Eddard Stark fumed, growled and slammed his hand on the table but he left anyway. The Stark frozen patience cooled the scorching anger. "This is not over." The door slammed behind him.
The Maester sighed. "I hope not, Father."
-000-
"Your grandson, my lord, Prince Lionel of House Lannister," the usher announced Lionel's entrance into Tywin Lannister's quarters. The Prince came in shortly.
Tywin spared him a glance. He was seated at his desk, writing. Always writing. The scribbling of the quill was a sound that Tywin Lannister was always associated with in his heir's mind.
"You are walking," he stated.
"Sleeping gives strength, I have learnt."
"Why have you come?"
"For your advice about what to do with my father's and brother's outpour of debt. A man of your experience with debt paying should know a thing or two. So the Master of Coin asks the Hand for advice." The steel boy grinned.
In truth, Lionel was not going to lift a finger to aid his brother. He had set his schemes to make the debts swallow his brother whole, for the seat on the Iron Throne to become vacant. After that… well Lannisters pay their debts.
"Indeed. Almost three million to Casterly Rock, is it? Two million to the Tyrrels. One million seven hundred eighty four thousand and five hundred eighty nine gold dragons due to the Iron Bank."
"Right… well, I wouldn't want my inheritance to suffer because the king can't pay off his debts." Lionel smirked. "I'd hate to take up arms against my brother to pay off my debts. Especially if I know my brother's exchequer is empty."
Emerald and golden flecked eyes flicked up to his grandson and then back down at his paper. "Be merciless. Be cruel if need be. Strangle the last copper out. And always remember to never care what the sheep thinks of the great lion; the shepherds will respect you for that."
"Most likely the shepherds will fear me."
"Exactly."
Lionel stood up and took a goblet; he filled it with water. But he never drank. "Thank you for the advice, grandfather. I'll make sure to use it when you're gone… which will not be too long."
Tywin slowly looked up. "Excuse me?"
Lionel smiled. "I've noticed you use a wine taster to taste flagons instead of cups. All I really had to do to poison you was to slip in something into the cups of my own room. Don't you remember visiting my chambers last week and you drank from my goblets? All I needed to do was wait for you and for a servant to warn me of your arrival. That was exactly a week ago; the exact time for the poison to act."
A purple vein popped out, bright and juicy, on Tywin's neck.
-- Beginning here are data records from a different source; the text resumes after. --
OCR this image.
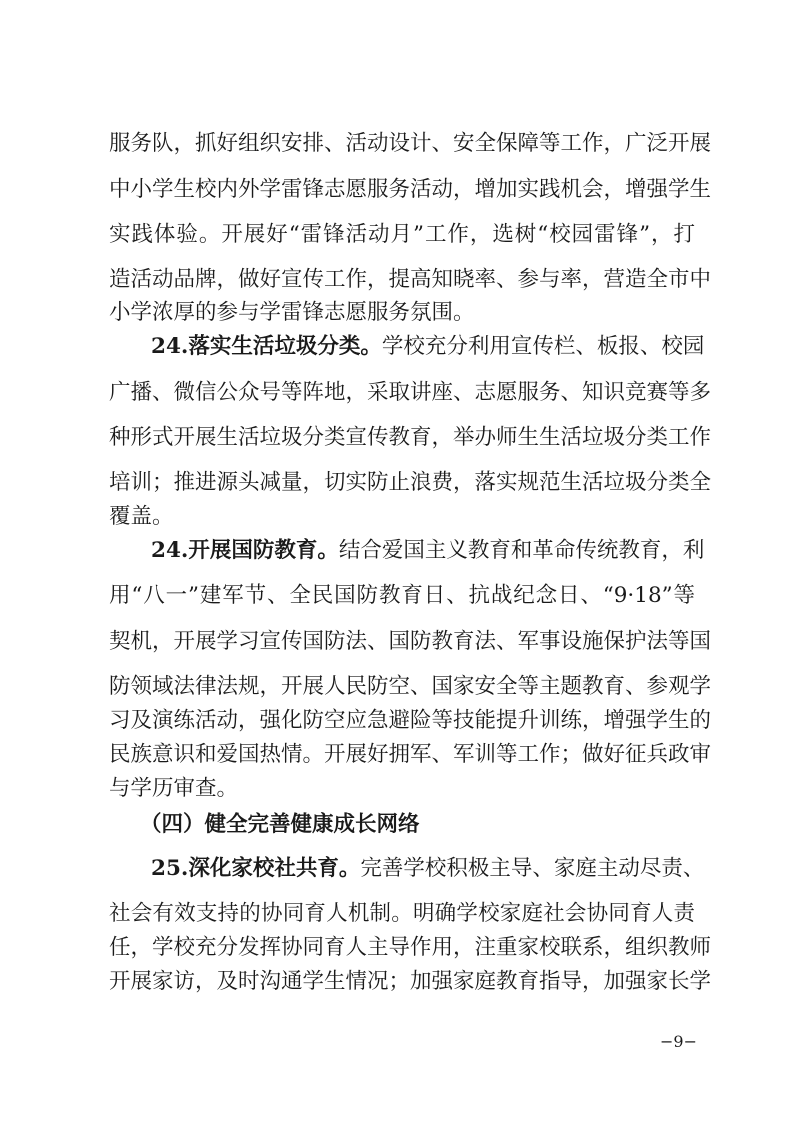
服务队，抓好组织安排、活动设计、安全保障等工作，广泛开展
中小学生校内外学雷锋志愿服务活动，增加实践机会，增强学生
实践体验。开展好“雷锋活动月”工作，选树“校园雷锋”，打
造活动品牌，做好宣传工作，提高知晓率、参与率，营造全市中
小学浓厚的参与学雷锋志愿服务氛围。
24.落实生活垃圾分类。学校充分利用宣传栏、板报、校园
广播、微信公众号等阵地，采取讲座、志愿服务、知识竞赛等多
种形式开展生活垃圾分类宣传教育，举办师生生活垃圾分类工作
培训；推进源头减量，切实防止浪费，落实规范生活垃圾分类全
覆盖。
24.开展国防教育。结合爱国主义教育和革命传统教育，利
用“八一”建军节、全民国防教育日、抗战纪念日、“9·18”等
契机，开展学习宣传国防法、国防教育法、军事设施保护法等国
防领域法律法规，开展人民防空、国家安全等主题教育、参观学
习及演练活动，强化防空应急避险等技能提升训练，增强学生的
民族意识和爱国热情。开展好拥军、军训等工作；做好征兵政审
与学历审查。
（四）健全完善健康成长网络
25.深化家校社共育。完善学校积极主导、家庭主动尽责、
社会有效支持的协同育人机制。明确学校家庭社会协同育人责
任，学校充分发挥协同育人主导作用，注重家校联系，组织教师
开展家访，及时沟通学生情况；加强家庭教育指导，加强家长学
−9−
He struggled to breathe and clutched, hopelessly, at his invisible killer. And then another… and another…
"If I had to count, I'd say you have a few minutes left." Seeing his grandfather scrap for his dear life made the murderer's voice crackle as he said his final words. "You remember my Maester, I trust, the one that brought me back to life… everyone remembers that they are taught in the art of healing, but few remember that they are therefore taught the art of death. This one is called the Cobra's Fangs... I'm sure you've heard of it."
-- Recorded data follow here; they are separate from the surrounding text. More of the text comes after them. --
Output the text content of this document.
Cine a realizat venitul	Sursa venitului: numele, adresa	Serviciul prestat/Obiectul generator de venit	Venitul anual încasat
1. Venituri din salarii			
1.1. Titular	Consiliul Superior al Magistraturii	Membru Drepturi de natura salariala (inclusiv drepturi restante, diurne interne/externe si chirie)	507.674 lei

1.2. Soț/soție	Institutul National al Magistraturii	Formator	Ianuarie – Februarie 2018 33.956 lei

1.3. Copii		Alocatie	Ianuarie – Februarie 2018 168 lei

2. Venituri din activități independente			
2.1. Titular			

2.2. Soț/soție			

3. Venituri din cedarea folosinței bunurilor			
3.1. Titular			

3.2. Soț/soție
"Why—…?" Tywin croaked out. There was no air in his lungs. It was a miracle that he could even breathe out the word.
"Why?! You ask that? You should know! I've always hated being told to do anything. I've always hated to be cast down. I've never been able to accept being second. My mother, my father, my brother, even you, have always told me that I could never do something. Most importantly… that I could never be king. Well, Lord Lannister is a certain step towards being king."
Tywin continued to stare in dread at him, with bloodshot eyes and a purpling face.
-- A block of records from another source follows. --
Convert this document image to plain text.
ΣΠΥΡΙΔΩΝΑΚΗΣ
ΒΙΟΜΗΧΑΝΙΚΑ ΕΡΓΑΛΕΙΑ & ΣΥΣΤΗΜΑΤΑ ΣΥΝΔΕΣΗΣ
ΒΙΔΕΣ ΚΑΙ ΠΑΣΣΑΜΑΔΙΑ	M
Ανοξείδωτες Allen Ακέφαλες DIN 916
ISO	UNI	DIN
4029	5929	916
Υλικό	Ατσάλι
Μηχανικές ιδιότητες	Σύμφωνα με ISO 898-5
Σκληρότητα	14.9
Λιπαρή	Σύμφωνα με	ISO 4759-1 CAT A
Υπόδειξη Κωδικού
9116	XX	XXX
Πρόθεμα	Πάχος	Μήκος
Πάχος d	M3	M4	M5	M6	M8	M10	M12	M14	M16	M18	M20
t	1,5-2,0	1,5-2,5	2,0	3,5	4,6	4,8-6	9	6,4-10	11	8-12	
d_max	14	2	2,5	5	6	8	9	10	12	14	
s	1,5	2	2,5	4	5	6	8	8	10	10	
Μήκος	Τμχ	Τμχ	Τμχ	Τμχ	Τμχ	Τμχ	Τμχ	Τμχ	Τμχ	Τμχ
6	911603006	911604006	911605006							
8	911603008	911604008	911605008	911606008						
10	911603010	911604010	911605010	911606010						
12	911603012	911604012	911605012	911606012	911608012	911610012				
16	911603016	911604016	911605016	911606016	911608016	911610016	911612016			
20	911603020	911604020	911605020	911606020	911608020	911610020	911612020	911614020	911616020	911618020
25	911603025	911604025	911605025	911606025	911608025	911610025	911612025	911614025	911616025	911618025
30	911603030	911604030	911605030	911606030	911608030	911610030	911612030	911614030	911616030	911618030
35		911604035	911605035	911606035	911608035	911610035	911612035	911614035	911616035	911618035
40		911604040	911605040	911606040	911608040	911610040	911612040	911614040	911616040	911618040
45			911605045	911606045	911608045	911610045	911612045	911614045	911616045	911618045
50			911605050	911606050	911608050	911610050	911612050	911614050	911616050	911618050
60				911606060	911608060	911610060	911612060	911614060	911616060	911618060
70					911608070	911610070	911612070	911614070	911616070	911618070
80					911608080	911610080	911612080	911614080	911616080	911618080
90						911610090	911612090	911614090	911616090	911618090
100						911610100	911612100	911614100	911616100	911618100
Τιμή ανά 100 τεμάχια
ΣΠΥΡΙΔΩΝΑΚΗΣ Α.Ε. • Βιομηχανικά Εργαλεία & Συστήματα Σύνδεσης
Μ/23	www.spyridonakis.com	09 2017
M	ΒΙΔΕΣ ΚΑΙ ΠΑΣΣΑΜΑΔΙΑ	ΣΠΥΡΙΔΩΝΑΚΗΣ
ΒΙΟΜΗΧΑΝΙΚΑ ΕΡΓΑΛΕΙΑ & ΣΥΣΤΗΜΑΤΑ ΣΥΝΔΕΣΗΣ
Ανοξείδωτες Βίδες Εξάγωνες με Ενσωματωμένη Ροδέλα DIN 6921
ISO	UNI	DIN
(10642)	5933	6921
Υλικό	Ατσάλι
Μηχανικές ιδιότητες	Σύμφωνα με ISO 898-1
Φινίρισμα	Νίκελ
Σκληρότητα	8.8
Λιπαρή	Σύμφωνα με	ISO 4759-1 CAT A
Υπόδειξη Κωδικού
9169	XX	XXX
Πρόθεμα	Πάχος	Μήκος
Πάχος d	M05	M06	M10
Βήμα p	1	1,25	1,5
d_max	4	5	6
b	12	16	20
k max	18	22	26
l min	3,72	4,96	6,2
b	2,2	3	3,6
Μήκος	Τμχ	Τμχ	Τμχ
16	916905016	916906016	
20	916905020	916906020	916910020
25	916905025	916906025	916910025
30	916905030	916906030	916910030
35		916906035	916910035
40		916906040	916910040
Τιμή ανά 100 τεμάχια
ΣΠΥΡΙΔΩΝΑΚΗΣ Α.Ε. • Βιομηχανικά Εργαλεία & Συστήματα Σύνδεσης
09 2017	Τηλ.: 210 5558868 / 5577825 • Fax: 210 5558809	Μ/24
"Don't despair, grandfather. I am too much like you. The only thing that matters is the Lannister name. And I shall make a dynasty that shall last millennia of Lannister kings on the Iron Throne."
With the reassuring thought of his name being preserved, Tywin drew his last breath.
"…Only I'll do it my way. And just to spite you, the millennia of Lannister kings will begin with a Stark mother. Frozen gold will last a very long time." Lionel then dropped his goblet and charged out of the room with a face that looked like a witness to a ghost. "Guards! The Hand of the King is dead! Call the Maesters! Tell the King! Go! Quickly, man!"
-000-
"How did he die?" Joffrey demanded of the two Maesters in the room. The King and Master of Coin stood around their grandfather's corpse, which had been pulled onto the Hand's bed by order of the Young Maester, against the advice of the Grand Maester.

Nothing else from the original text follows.